Firstly, your vessel should be created in the same way as a traincar with a.bog0 and a.bog1 attachment points equidistant from the centre, and a.smoke where the funnel is. You then set it up using invisible bogies <kuid:-10:149> no need for b.r.ship, b.r.?? normally relates to a bogie which does not need attachments and need not be used in this case.

A hint, a ship steers from the aft end and the hull pivots around a point about one thrird back from the bow. Position your hull mesh according ly, ie, not centred on the 0,0

Peter

I've never created traincars or trains. All the animated objects I've created have been simply animated scenery objects using keyframes - heavy equipment, boats, cranes, walking people, etc. - so the b.r. naming conventions I've been using. In this case a simple b.r. ship and b.r. main. Setting up invisible bogies seems a rather cumbersome way to deal with this issue. Do I take this to mean that the ships movement would be controlled by laying invisible track?
 
Yes, set the ship on the invisible track and drive it like an engine, either yourself or by ai.


Ok first problem. The name is showing up in the engines area but when I lay a track and place it nothing is visible. No errors in CM just the warnings:
"Warning: An asset must be specified for tag 'enginespec'.
Warning: This asset requires a shadow mesh, but the mesh table does not contain one."

Config file is:


kuid <kuid:452104:100158>
username "Shipcarx"
trainz-build 3.4
category-class "AE"
kind "traincar"
engine 0
enginespec <NULL>
mass 37000

mesh-table
{
default
{
mesh "Shipcarx.im"
auto-create 1
}
}

thumbnails
{
0
{
image "venicepic.jpg"
width 240
height 180
}
}

bogeys
{
0
{
reversed 1
bogey <kuid:-10:149>
}

1
{
reversed 1
bogey <kuid:-10:149>
}
}

smoke0
{
attachment "a.smoke"
mode "timeofday"
color 150,150,150,250
accel 1,0.3,0
start 0.25
period 0.75
rate 8
velocity 3
lifetime 5
minsize 0.5
maxsize 2
}
 
enginespec <NULL>

You can not use <NULL> it has to have a kuid number there.

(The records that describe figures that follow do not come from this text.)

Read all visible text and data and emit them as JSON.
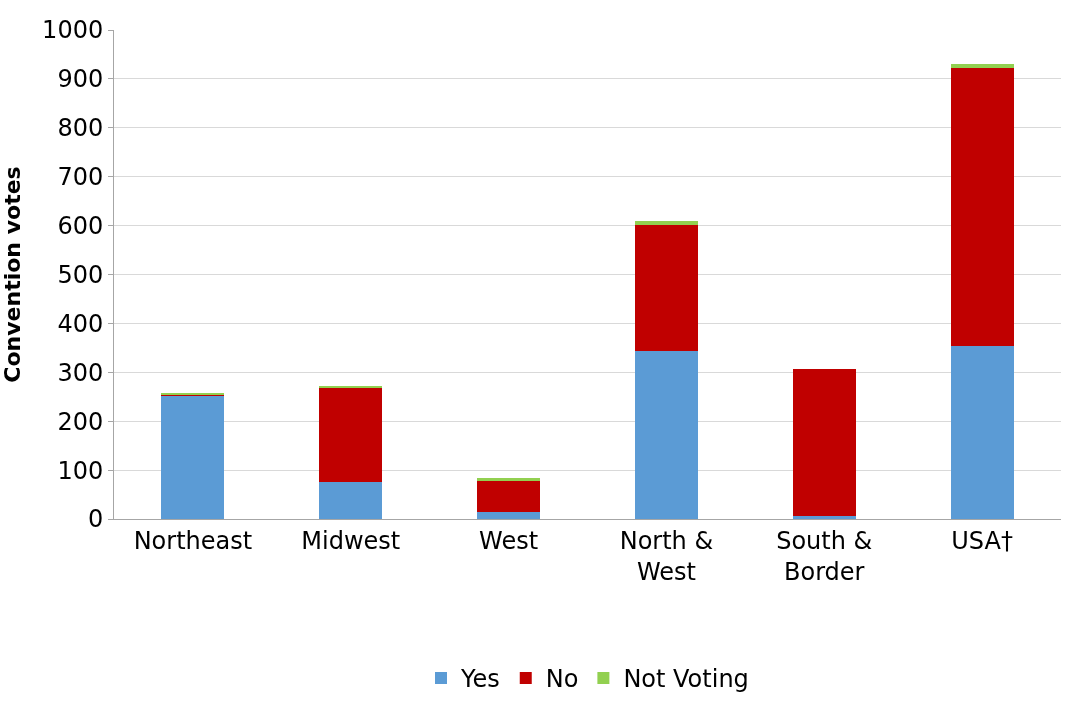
{
  "chart_data": {
    "type": "bar",
    "stacked": true,
    "ylabel": "Convention votes",
    "categories": [
      "Northeast",
      "Midwest",
      "West",
      "North & West",
      "South & Border",
      "USA†"
    ],
    "series": [
      {
        "name": "Yes",
        "color": "#5b9bd5",
        "values": [
          252,
          76,
          15,
          343,
          6,
          354
        ]
      },
      {
        "name": "No",
        "color": "#c00000",
        "values": [
          2,
          192,
          63,
          259,
          301,
          568
        ]
      },
      {
        "name": "Not Voting",
        "color": "#92d050",
        "values": [
          2,
          2,
          5,
          8,
          null,
          9
        ]
      }
    ],
    "ylim": [
      0,
      1000
    ],
    "yticks": [
      0,
      100,
      200,
      300,
      400,
      500,
      600,
      700,
      800,
      900,
      1000
    ],
    "grid": "y",
    "legend": "bottom"
  }
}
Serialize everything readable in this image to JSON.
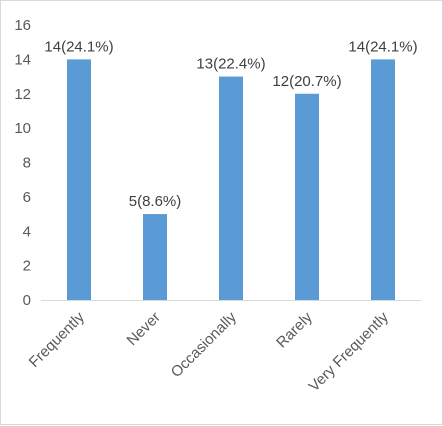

Ok thanks Peter. Showing up nicely now. Only problem is I think I'm putting the a.bog0 and a.bog1 in the wrong place on the mesh. I'm getting an immediate derailment.
 
Make sure the ship is running on the Y axis that would be up and down in the top view. then make sure you have starting from the bottom a.limfront, a.bog0, a.bog1, a.limback
 
Make sure the ship is running on the Y axis that would be up and down in the top view. then make sure you have starting from the bottom a.limfront, a.bog0, a.bog1, a.limback


All's good now. Thanks Peter. For sure this is much better than animating using keyframes - at least for objects such as ships, planes and such.